Within the Gigascale center, ideas for error-resilient system architectures are various, including applications that could be served by an SoC with a super reliable core, supported by several reasonably reliable cores.

Before joining the faculty at Illinois, Shanbhag designed very high-speed digital subscriber line (VDSL) communications ICs at Bell Labs, incorporating the error-correction techniques that make it possible for consumers to bank on-line and trade stocks over noisy telecom networks. When he moved to academia in 1995, he began writing about computing applications that could would be well-served by similar error correcting architectures. However, after more than a decade of research, even relatively obvious applications such as PC graphics processing — where a few errant pixels usually would not be noticeable – remain based on deterministic techniques, he said.

Stochastic computing is the best way to keep power consumption under control, Shanbhag said, particularly for data-intensive applications such as extractions of features, models, and parameters, apps which draw upon huge databases in the process of serving decision makers.

Stochastic computation is based on a model that “allows one to achieve robustness and energy efficiency on SoCs.” Shanbhag is working on a P-encode acquisition filter for CDMA phones, a stochastic computing-based implementation that is two to three orders of magnitude more power efficient than conventional P encode acquisition filters.

Naresh Shanbhag

Naresh Shanbhag

Lyric takes on Sudoku
So how does this all of this fit into the real world? Lyric Semiconductor emerged from stealth mode at the ISLPED 2010 conference last month, but the startup has kept much of its technology under wraps, partly because it attracted financial backing from DARPA.

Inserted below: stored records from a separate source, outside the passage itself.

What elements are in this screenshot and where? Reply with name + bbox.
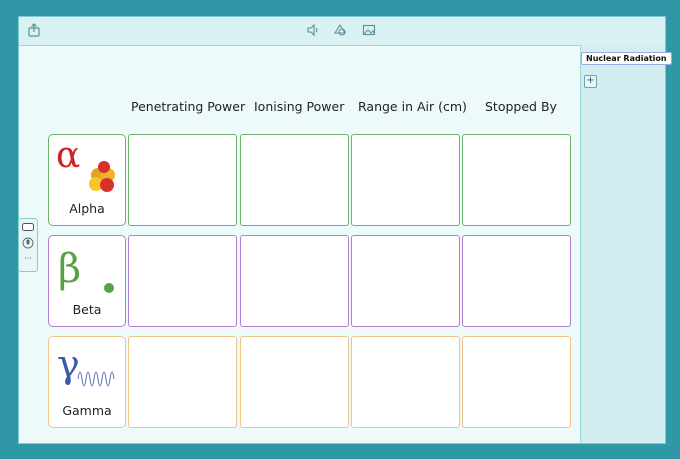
gamma-wave-icon: γ — [57, 342, 115, 387]
header-ionising-power: Ionising Power — [254, 99, 345, 114]
beta-stopped-cell[interactable] — [462, 235, 571, 327]
gamma-penetrating-cell[interactable] — [128, 336, 237, 428]
alpha-particle-icon: α — [56, 137, 115, 192]
gamma-stopped-cell[interactable] — [462, 336, 571, 428]
audio-icon[interactable] — [306, 23, 320, 37]
gamma-symbol: γ — [57, 342, 80, 386]
beta-ionising-cell[interactable] — [240, 235, 349, 327]
beta-label: Beta — [72, 302, 102, 317]
beta-range-cell[interactable] — [351, 235, 460, 327]
gamma-label-cell[interactable]: γ Gamma — [48, 336, 126, 428]
header-penetrating-power: Penetrating Power — [131, 99, 246, 114]
alpha-label-cell[interactable]: α Alpha — [48, 134, 126, 226]
beta-label-cell[interactable]: β Beta — [48, 235, 126, 327]
alpha-ionising-cell[interactable] — [240, 134, 349, 226]
alpha-penetrating-cell[interactable] — [128, 134, 237, 226]
right-panel: Nuclear Radiation + — [581, 45, 672, 442]
beta-penetrating-cell[interactable] — [128, 235, 237, 327]
shape-icon[interactable] — [333, 23, 347, 37]
image-icon[interactable] — [362, 23, 376, 37]
add-button[interactable]: + — [584, 75, 597, 88]
toggle-icon[interactable] — [22, 223, 34, 231]
header-range-in-air: Range in Air (cm) — [358, 99, 467, 114]
toolbar — [19, 17, 665, 45]
app-window: Penetrating Power Ionising Power Range i… — [18, 16, 672, 444]
alpha-label: Alpha — [69, 201, 105, 216]
gamma-ionising-cell[interactable] — [240, 336, 349, 428]
microphone-icon[interactable] — [22, 237, 34, 249]
more-options-icon[interactable]: ··· — [19, 254, 37, 263]
share-icon[interactable] — [27, 23, 41, 37]
side-toolbar: ··· — [18, 218, 38, 272]
alpha-range-cell[interactable] — [351, 134, 460, 226]
slide-canvas[interactable]: Penetrating Power Ionising Power Range i… — [19, 45, 581, 443]
alpha-stopped-cell[interactable] — [462, 134, 571, 226]
gamma-label: Gamma — [62, 403, 112, 418]
beta-symbol: β — [58, 246, 81, 292]
gamma-range-cell[interactable] — [351, 336, 460, 428]
header-stopped-by: Stopped By — [485, 99, 557, 114]
alpha-symbol: α — [56, 137, 80, 176]
topic-tag[interactable]: Nuclear Radiation — [581, 52, 672, 65]
beta-particle-icon: β — [58, 246, 114, 293]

Lyric applies statistical inference algorithms to a class of applications, mapping them onto its factor graph-based architecture. The approach creates an algorithmic description of statistical inferences, structures that can be used to derive conclusions from databases. The company has released its first chip, dedicated to error correction on flash memories, and is building a general purpose processor, said Theo Weber, a statistician at Lyric who spoke at the ISLPED conference in Austin last month.

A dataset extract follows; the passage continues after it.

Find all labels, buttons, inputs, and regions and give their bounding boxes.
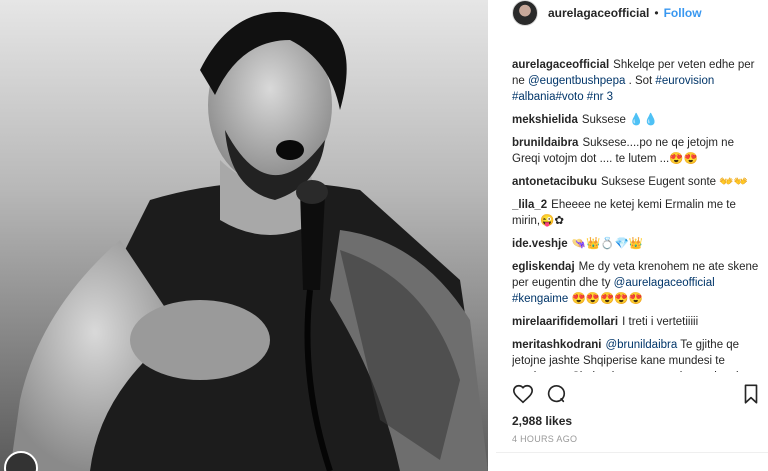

“Lyric’s probability processing technology is designed from the ground up to efficiently consider many possible answers and find the most likely fit,” said Weber. Lyric’s factor graph approach estimates “how variables are connected, such as Sudoku-like problems. It infers meaning from imprecise data,” he said.

Lyric is working on a “GP5” general-purpose computer that Weber said is “1000 times more powerful than today’s processors.”